🧫 Bodyland Guide: Opportunistic Fungi Made Simple
Picture-based analogies • quick mnemonics • no tables
🍞 Candida albicans — “Warm-Oven Dough with Threads”
Analogy: Think of Candida as bread dough. In a warm oven (37°C) it sprouts germ tubes. In cooler temps (~20°C) it’s a budding yeast with pseudohyphae.
Where it shows: Oral/esophageal thrush, vulvovaginitis (diabetes/after antibiotics), diaper rash, endocarditis in IV drug users, disseminated disease in neutropenia, chronic mucocutaneous candidiasis.
Treat map: Mouth: nystatin or oral fluconazole.
Vagina: topical azoles or oral fluconazole.
Systemic: fluconazole, echinocandins, or amphotericin B.
Mnemonic: “Candida = Cozy oven → Creates germ tubes.”
🌪️ Aspergillus fumigatus — “45° Forked Storm”
Analogy: Microscopically it looks like a windstorm of septate hyphae branching at Acute 45° angles. A = A (Acute = Aspergillus).
Who it hits: Immunocompromised and people with neutrophil dysfunction (e.g., CGD, steroids).
How it appears:
Invasive aspergillosis (angioinvasion) → fever, chest pain, hemoptysis;
Aspergilloma (fungal ball) in old lung cavities (post-TB, etc.);
ABPA (allergic bronchopulmonary aspergillosis) in asthma/CF → mucus plugging, fleeting infiltrates, eosinophilia;
Some species produce aflatoxins → hepatocellular carcinoma risk.
Treat map: Invasive: voriconazole (± echinocandin). ABPA: steroids + antifungal if needed.
Mnemonic: “Acute angle 45° = Aspergillus.”
🫧 Cryptococcus neoformans — “Helmeted Soap Bubbles”
Analogy: A heavily encapsulated yeast—imagine soap bubbles wearing gel helmets. Not dimorphic.
Where from: Soil & pigeon droppings. Inhaled → spreads via blood.
How we spot it: India ink shows a clear halo; mucicarmine stains the capsule red; antigen latex test is sensitive.
Disease: Cryptococcal meningitis, encephalitis (“soap-bubble” lesions), cryptococcosis—esp. in immunocompromised.

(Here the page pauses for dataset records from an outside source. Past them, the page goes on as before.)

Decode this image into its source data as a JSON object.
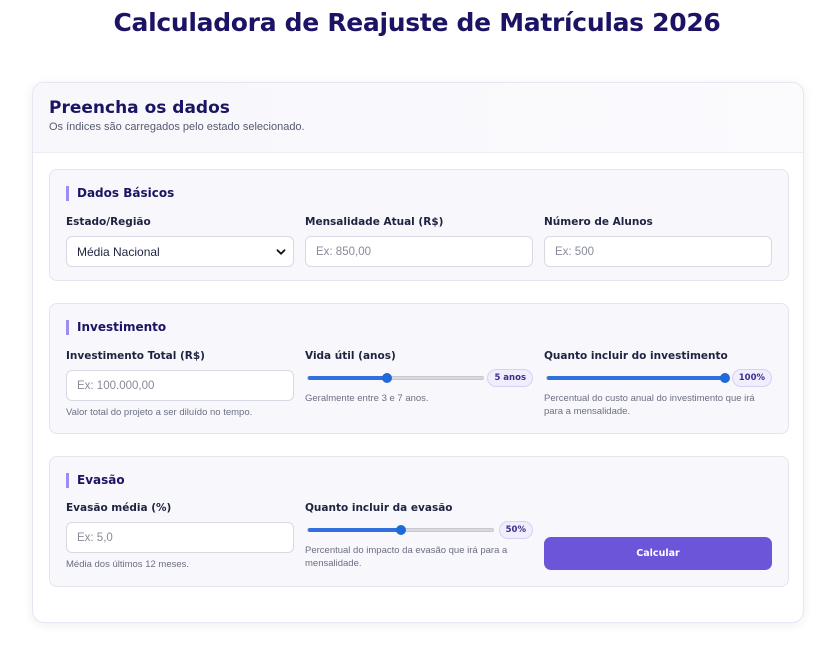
{
  "page": {
    "title": "Calculadora de Reajuste de Matrículas 2026"
  },
  "form": {
    "title": "Preencha os dados",
    "subtitle": "Os índices são carregados pelo estado selecionado."
  },
  "basic": {
    "title": "Dados Básicos",
    "estado": {
      "label": "Estado/Região",
      "value": "Média Nacional"
    },
    "mensalidade": {
      "label": "Mensalidade Atual (R$)",
      "placeholder": "Ex: 850,00"
    },
    "alunos": {
      "label": "Número de Alunos",
      "placeholder": "Ex: 500"
    }
  },
  "investment": {
    "title": "Investimento",
    "total": {
      "label": "Investimento Total (R$)",
      "placeholder": "Ex: 100.000,00",
      "help": "Valor total do projeto a ser diluído no tempo."
    },
    "vida_util": {
      "label": "Vida útil (anos)",
      "badge": "5 anos",
      "fill_fraction": 0.45,
      "help": "Geralmente entre 3 e 7 anos."
    },
    "incluir": {
      "label": "Quanto incluir do investimento",
      "badge": "100%",
      "fill_fraction": 1.0,
      "help": "Percentual do custo anual do investimento que irá para a mensalidade."
    }
  },
  "evasion": {
    "title": "Evasão",
    "media": {
      "label": "Evasão média (%)",
      "placeholder": "Ex: 5,0",
      "help": "Média dos últimos 12 meses."
    },
    "incluir": {
      "label": "Quanto incluir da evasão",
      "badge": "50%",
      "fill_fraction": 0.5,
      "help": "Percentual do impacto da evasão que irá para a mensalidade."
    },
    "calculate_label": "Calcular"
  },
  "colors": {
    "accent": "#6c55d9",
    "title": "#1b1464",
    "slider": "#1f6ad8"
  },
  "icons": {
    "select_chevron": "chevron-down-icon"
  }
}
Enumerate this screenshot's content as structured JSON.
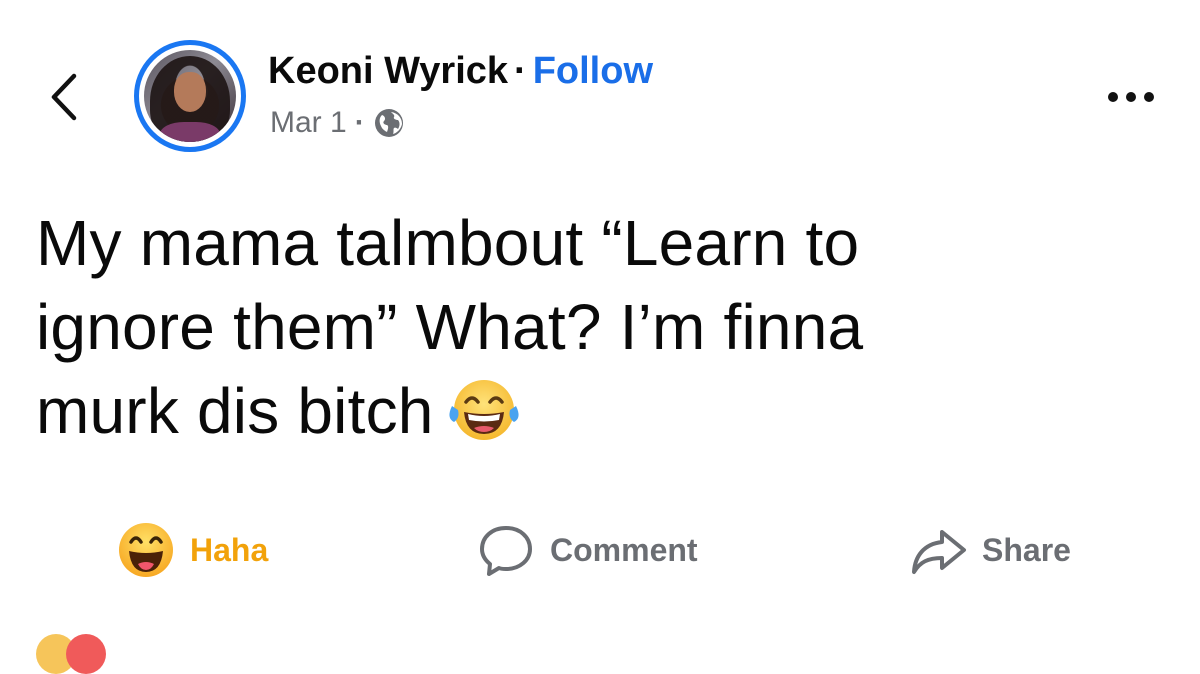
{
  "header": {
    "author_name": "Keoni Wyrick",
    "separator": "·",
    "follow_label": "Follow",
    "date": "Mar 1",
    "meta_separator": "·",
    "audience_icon": "globe-icon",
    "back_icon": "chevron-left-icon",
    "more_icon": "more-horizontal-icon"
  },
  "post": {
    "lines": [
      "My mama talmbout “Learn to",
      "ignore them” What? I’m finna",
      "murk dis bitch"
    ],
    "trailing_emoji": "laughing-tears-emoji"
  },
  "actions": {
    "haha_label": "Haha",
    "comment_label": "Comment",
    "share_label": "Share",
    "haha_icon": "haha-reaction-icon",
    "comment_icon": "comment-bubble-icon",
    "share_icon": "share-arrow-icon"
  },
  "colors": {
    "accent": "#1a6ee8",
    "avatar_ring": "#1a77f2",
    "haha": "#f2a20a",
    "muted": "#6b6e73",
    "text": "#0a0a0a"
  }
}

Treat map: Amphotericin B + flucytosine → then maintenance fluconazole.
Mnemonic: “Crypto hides cash in a capsule.”
🛠️ Mucor & Rhizopus — “Right-Angle Wrecking Bars”
Analogy: Broad, ribbon-like, nonseptate hyphae that smash through tissue at wide/right angles (≈90°). They love “ketone-rich construction sites.”
Who they strike: DKA patients and the neutropenic (e.g., leukemia).
Path: Inhaled spores → grow in blood vessel walls, invade → nasal cavity & sinuses → penetrate cribriform plate to brain.
Signs: facial pain, headache, black necrotic eschar on palate/face, cranial nerve involvement.
Treat map: Urgent surgical debridement + amphotericin B or isavuconazole; fix DKA.
Mnemonic: “Mucor = Massive, Meaty, Mold at 90°.”
🧭 Quick Recall Compass
- Candida: warm oven → germ tubes; thrush, vaginitis, diaper rash; fluconazole/nystatin; systemic → echinocandin/ampho.
- Aspergillus: septate hyphae at 45°; invasive in neutropenia, aspergilloma in cavities, ABPA in asthma/CF; treat voriconazole.
- Cryptococcus: encapsulated yeast from pigeons; India ink halo; meningitis; ampho B + flucytosine → fluconazole.
- Mucor/Rhizopus: nonseptate, wide-angle hyphae; DKA/neutropenia; rhinocerebral disease; surgery + ampho B/isavuconazole.